Vesicle-mediated mitochondrial clearance underlies an actionable metabolic vulnerability in triple-negative breast cancer

Selective autophagy of mitochondria is known to promote survival and progression of cancer cells in various malignancies including triple-negative breast cancer (TNBC). Here, we aimed to identify the essential metabolic adaptations that support mitochondrial quality control with the goal to uncover actionable metabolic vulnerabilities with therapeutic potential. Using an integrated approach of proteomics and untargeted and stable-isotope resolved metabolomics, coupled with functional experimental analyses, we define an alternative mechanism to mitophagy enabled by an onco-metabolic program of heightened extracellular sphingomyelin salvaging in TNBC that facilitates extracellular vesicle (EV)-mediated intracellular clearance of mitochondrial damage.

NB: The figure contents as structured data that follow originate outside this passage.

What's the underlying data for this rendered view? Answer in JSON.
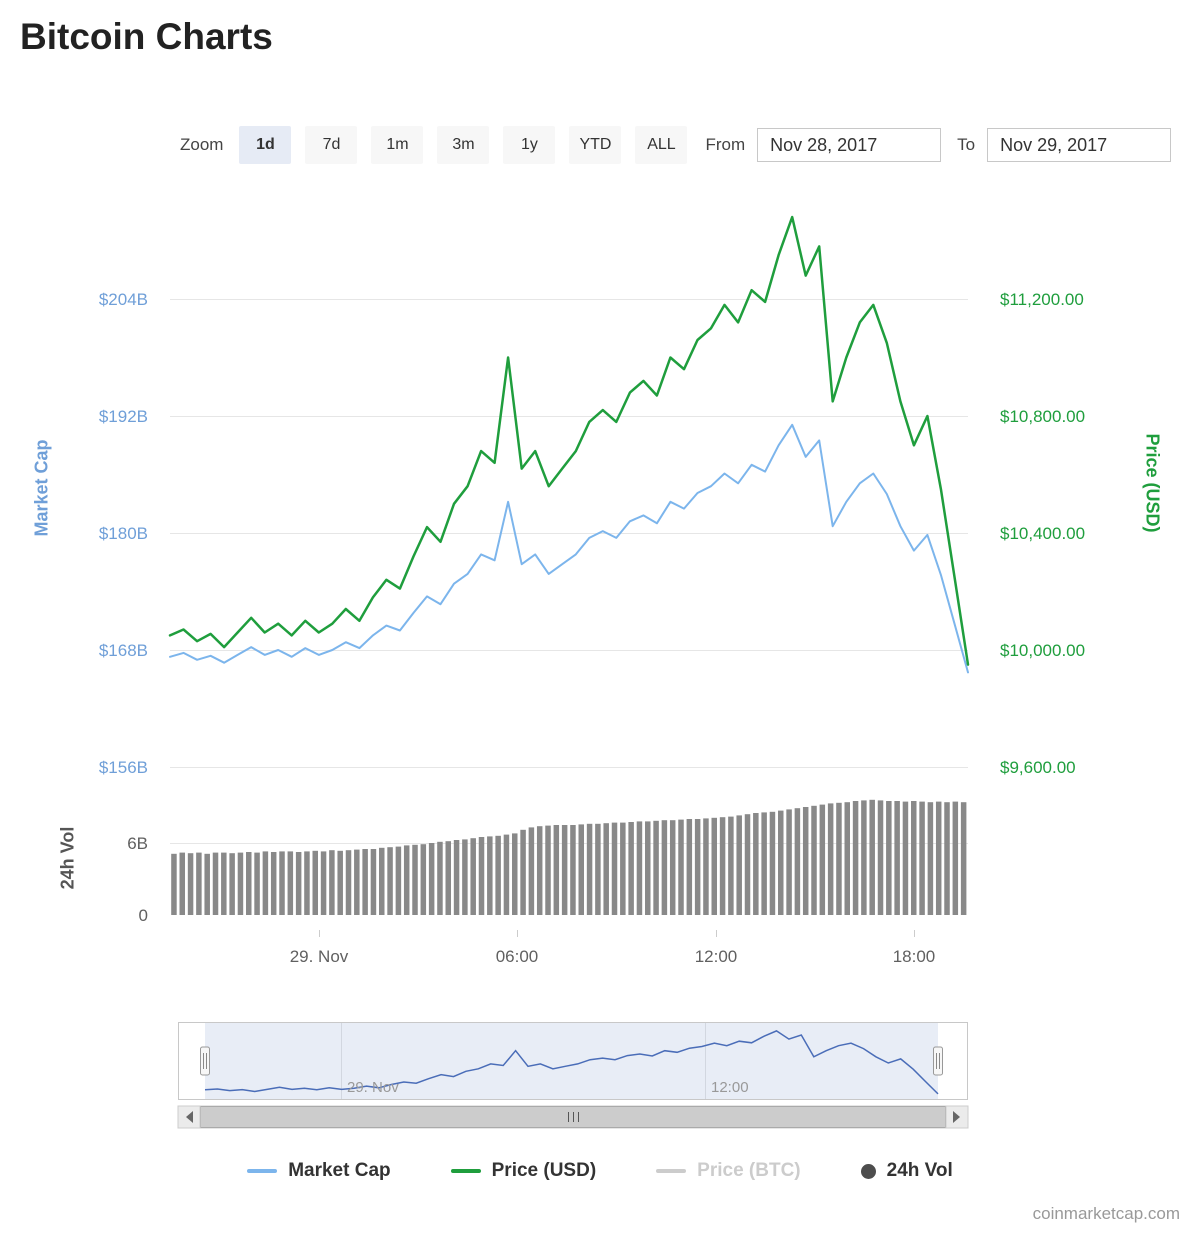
{
  "page": {
    "title": "Bitcoin Charts",
    "watermark": "coinmarketcap.com"
  },
  "toolbar": {
    "zoom_label": "Zoom",
    "buttons": [
      {
        "label": "1d",
        "selected": true
      },
      {
        "label": "7d",
        "selected": false
      },
      {
        "label": "1m",
        "selected": false
      },
      {
        "label": "3m",
        "selected": false
      },
      {
        "label": "1y",
        "selected": false
      },
      {
        "label": "YTD",
        "selected": false
      },
      {
        "label": "ALL",
        "selected": false
      }
    ],
    "from_label": "From",
    "from_value": "Nov 28, 2017",
    "to_label": "To",
    "to_value": "Nov 29, 2017"
  },
  "chart_data": {
    "type": "line",
    "title": "Bitcoin Charts",
    "x_axis": {
      "labels": [
        "29. Nov",
        "06:00",
        "12:00",
        "18:00"
      ],
      "range_start": "Nov 28, 2017 ~19:30",
      "range_end": "Nov 29, 2017 ~19:40",
      "note": "series values are evenly spaced samples across the range"
    },
    "left_axis": {
      "title": "Market Cap",
      "color": "#6f9fd8",
      "unit": "USD billions",
      "ticks": [
        {
          "label": "$204B",
          "value": 204
        },
        {
          "label": "$192B",
          "value": 192
        },
        {
          "label": "$180B",
          "value": 180
        },
        {
          "label": "$168B",
          "value": 168
        },
        {
          "label": "$156B",
          "value": 156
        }
      ]
    },
    "right_axis": {
      "title": "Price (USD)",
      "color": "#1f9e3d",
      "ticks": [
        {
          "label": "$11,200.00",
          "value": 11200
        },
        {
          "label": "$10,800.00",
          "value": 10800
        },
        {
          "label": "$10,400.00",
          "value": 10400
        },
        {
          "label": "$10,000.00",
          "value": 10000
        },
        {
          "label": "$9,600.00",
          "value": 9600
        }
      ]
    },
    "volume_axis": {
      "title": "24h Vol",
      "color": "#555555",
      "unit": "USD billions",
      "ticks": [
        {
          "label": "6B",
          "value": 6
        },
        {
          "label": "0",
          "value": 0
        }
      ]
    },
    "series": [
      {
        "name": "Market Cap",
        "type": "line",
        "axis": "left",
        "color": "#7cb5ec",
        "values": [
          167.3,
          167.7,
          167.0,
          167.4,
          166.7,
          167.5,
          168.3,
          167.5,
          168.0,
          167.3,
          168.2,
          167.5,
          168.0,
          168.8,
          168.2,
          169.5,
          170.5,
          170.0,
          171.8,
          173.5,
          172.7,
          174.8,
          175.8,
          177.8,
          177.2,
          183.2,
          176.8,
          177.8,
          175.8,
          176.8,
          177.8,
          179.5,
          180.2,
          179.5,
          181.2,
          181.8,
          181.0,
          183.2,
          182.5,
          184.1,
          184.8,
          186.1,
          185.1,
          187.0,
          186.3,
          189.0,
          191.1,
          187.8,
          189.5,
          180.7,
          183.2,
          185.1,
          186.1,
          184.0,
          180.7,
          178.2,
          179.8,
          175.7,
          170.7,
          165.7
        ]
      },
      {
        "name": "Price (USD)",
        "type": "line",
        "axis": "right",
        "color": "#1f9e3d",
        "values": [
          10050,
          10070,
          10030,
          10055,
          10010,
          10060,
          10110,
          10060,
          10090,
          10050,
          10100,
          10060,
          10090,
          10140,
          10100,
          10180,
          10240,
          10210,
          10320,
          10420,
          10370,
          10500,
          10560,
          10680,
          10640,
          11000,
          10620,
          10680,
          10560,
          10620,
          10680,
          10780,
          10820,
          10780,
          10880,
          10920,
          10870,
          11000,
          10960,
          11060,
          11100,
          11180,
          11120,
          11230,
          11190,
          11350,
          11480,
          11280,
          11380,
          10850,
          11000,
          11120,
          11180,
          11050,
          10850,
          10700,
          10800,
          10550,
          10250,
          9950
        ]
      },
      {
        "name": "Price (BTC)",
        "type": "line",
        "axis": "hidden",
        "color": "#cccccc",
        "values": []
      },
      {
        "name": "24h Vol",
        "type": "bar",
        "axis": "volume",
        "color": "#898989",
        "values": [
          5.1,
          5.2,
          5.15,
          5.2,
          5.1,
          5.2,
          5.2,
          5.15,
          5.2,
          5.25,
          5.2,
          5.3,
          5.25,
          5.3,
          5.3,
          5.25,
          5.3,
          5.35,
          5.3,
          5.4,
          5.35,
          5.4,
          5.45,
          5.5,
          5.5,
          5.6,
          5.65,
          5.7,
          5.8,
          5.85,
          5.9,
          6.0,
          6.1,
          6.15,
          6.25,
          6.3,
          6.4,
          6.5,
          6.55,
          6.6,
          6.7,
          6.8,
          7.1,
          7.3,
          7.4,
          7.45,
          7.5,
          7.5,
          7.5,
          7.55,
          7.6,
          7.6,
          7.65,
          7.7,
          7.7,
          7.75,
          7.8,
          7.8,
          7.85,
          7.9,
          7.9,
          7.95,
          8.0,
          8.0,
          8.05,
          8.1,
          8.15,
          8.2,
          8.3,
          8.4,
          8.5,
          8.55,
          8.6,
          8.7,
          8.8,
          8.9,
          9.0,
          9.1,
          9.2,
          9.3,
          9.35,
          9.4,
          9.5,
          9.55,
          9.6,
          9.55,
          9.5,
          9.5,
          9.45,
          9.5,
          9.45,
          9.4,
          9.45,
          9.4,
          9.45,
          9.4
        ]
      }
    ]
  },
  "navigator": {
    "labels": [
      "29. Nov",
      "12:00"
    ],
    "line_color": "#4a6db8",
    "mask_color": "rgba(102,133,194,0.15)"
  },
  "scrollbar": {
    "grip": "|||"
  },
  "legend": [
    {
      "label": "Market Cap",
      "color": "#7cb5ec",
      "marker": "line",
      "enabled": true
    },
    {
      "label": "Price (USD)",
      "color": "#1f9e3d",
      "marker": "line",
      "enabled": true
    },
    {
      "label": "Price (BTC)",
      "color": "#cccccc",
      "marker": "line",
      "enabled": false
    },
    {
      "label": "24h Vol",
      "color": "#4d4d4d",
      "marker": "circle",
      "enabled": true
    }
  ]
}
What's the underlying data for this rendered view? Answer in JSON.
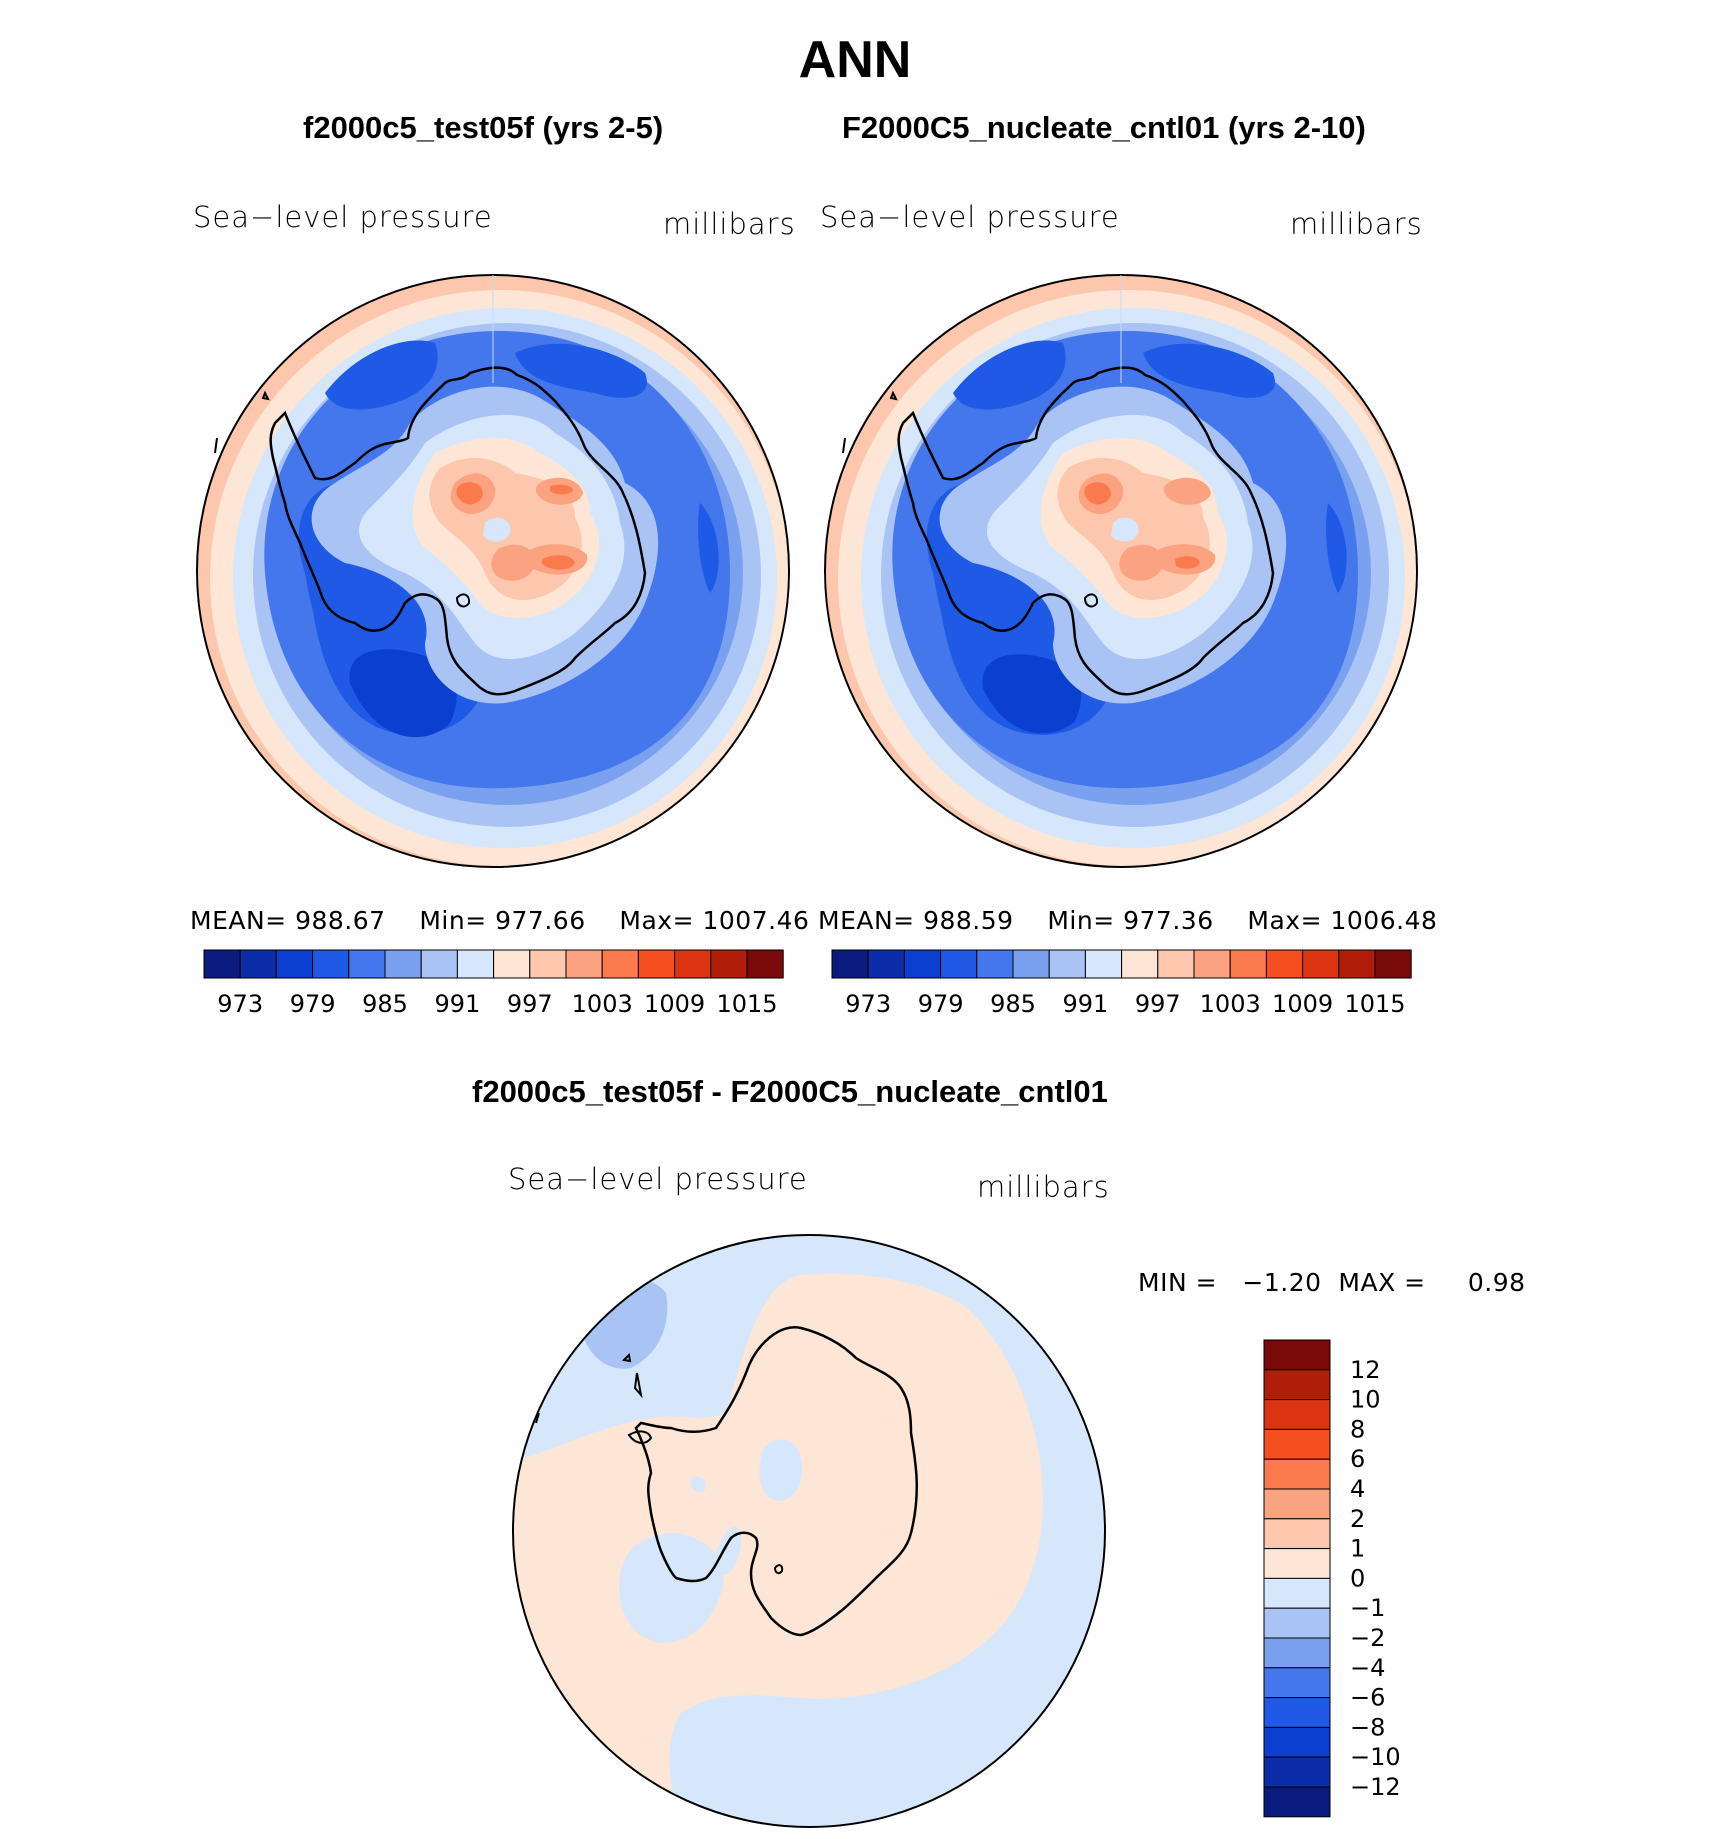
{
  "figure": {
    "title": "ANN"
  },
  "panels": [
    {
      "title": "f2000c5_test05f (yrs 2-5)",
      "variable": "Sea−level pressure",
      "units": "millibars",
      "stats": {
        "mean_label": "MEAN=",
        "mean": "988.67",
        "min_label": "Min=",
        "min": "977.66",
        "max_label": "Max=",
        "max": "1007.46"
      }
    },
    {
      "title": "F2000C5_nucleate_cntl01 (yrs 2-10)",
      "variable": "Sea−level pressure",
      "units": "millibars",
      "stats": {
        "mean_label": "MEAN=",
        "mean": "988.59",
        "min_label": "Min=",
        "min": "977.36",
        "max_label": "Max=",
        "max": "1006.48"
      }
    }
  ],
  "abs_colorbar": {
    "colors": [
      "#0a1a7e",
      "#0b2ea8",
      "#0a3fd0",
      "#1f5ae6",
      "#4477ec",
      "#7aa0f0",
      "#a9c3f4",
      "#d6e6fb",
      "#fde6d6",
      "#fcc7ad",
      "#fba281",
      "#fb7a4d",
      "#f54e1f",
      "#dc3410",
      "#b01e0a",
      "#7a0a0a"
    ],
    "tick_labels": [
      "973",
      "979",
      "985",
      "991",
      "997",
      "1003",
      "1009",
      "1015"
    ]
  },
  "diff_panel": {
    "title": "f2000c5_test05f - F2000C5_nucleate_cntl01",
    "variable": "Sea−level pressure",
    "units": "millibars",
    "minmax": {
      "min_label": "MIN =",
      "min": "−1.20",
      "max_label": "MAX =",
      "max": "0.98"
    }
  },
  "diff_colorbar": {
    "colors_top_to_bottom": [
      "#7a0a0a",
      "#b01e0a",
      "#dc3410",
      "#f54e1f",
      "#fb7a4d",
      "#fba281",
      "#fcc7ad",
      "#fde6d6",
      "#d6e6fb",
      "#a9c3f4",
      "#7aa0f0",
      "#4477ec",
      "#1f5ae6",
      "#0a3fd0",
      "#0b2ea8",
      "#0a1a7e"
    ],
    "tick_labels": [
      "12",
      "10",
      "8",
      "6",
      "4",
      "2",
      "1",
      "0",
      "−1",
      "−2",
      "−4",
      "−6",
      "−8",
      "−10",
      "−12"
    ]
  },
  "map_fills": {
    "ring_outer": "#fde6d6",
    "ring_pink": "#fcc7ad",
    "ocean_1": "#d6e6fb",
    "ocean_2": "#a9c3f4",
    "ocean_3": "#7aa0f0",
    "ocean_4": "#4477ec",
    "ocean_5": "#1f5ae6",
    "ocean_6": "#0a3fd0",
    "land_high": "#fb7a4d",
    "land_mid": "#fba281",
    "diff_pos": "#fde6d6",
    "diff_neg": "#d6e6fb",
    "diff_neg2": "#a9c3f4"
  }
}
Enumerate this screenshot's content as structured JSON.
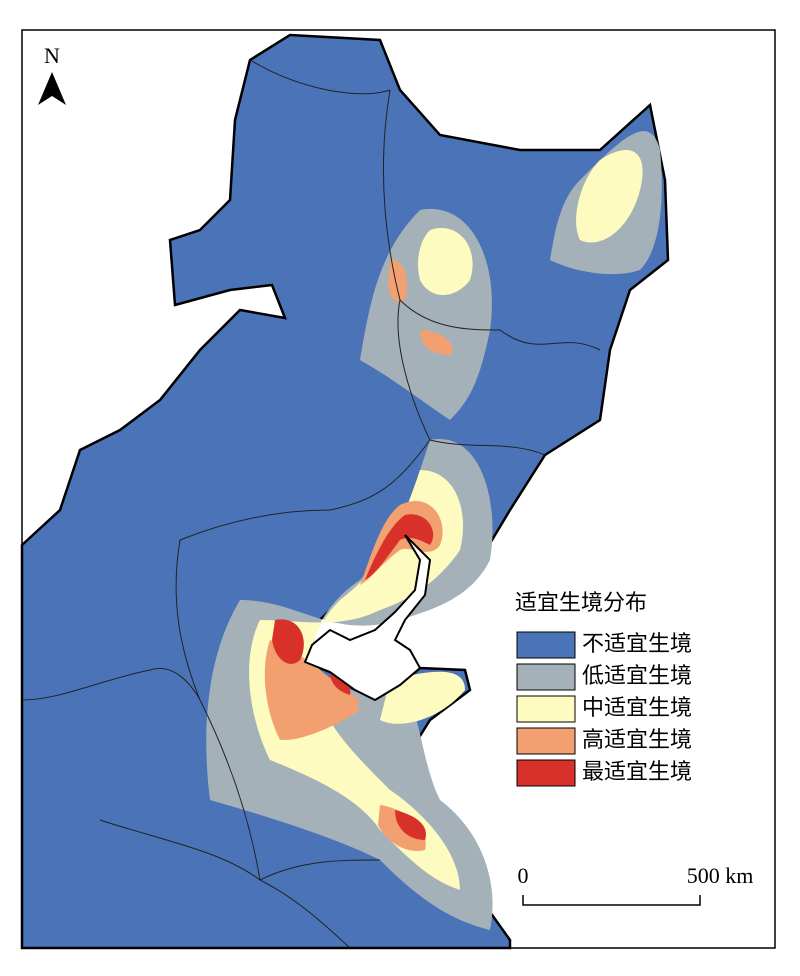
{
  "north": "N",
  "legend": {
    "title": "适宜生境分布",
    "items": [
      {
        "label": "不适宜生境",
        "color": "#4a73b8"
      },
      {
        "label": "低适宜生境",
        "color": "#a5b1b8"
      },
      {
        "label": "中适宜生境",
        "color": "#fdfbc0"
      },
      {
        "label": "高适宜生境",
        "color": "#f3a071"
      },
      {
        "label": "最适宜生境",
        "color": "#d8312a"
      }
    ]
  },
  "scale": {
    "start": "0",
    "end": "500 km"
  }
}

Targeting of the cancer cell sphingolipid onco-metabolic pathway via repurposing of eliglustat, a selective small molecule inhibitor of glucosylceramide synthase (UGCG), resulted in ceramide-induced lethal mitophagy and attenuated tumor growth and prolonged overall survival at clinically achievable doses in an orthotopic syngeneic mouse model of TNBC. Our study defines a mechanism of aberrant sphingolipid metabolism that underlies an actionable metabolic vulnerability for anti-cancer treatment.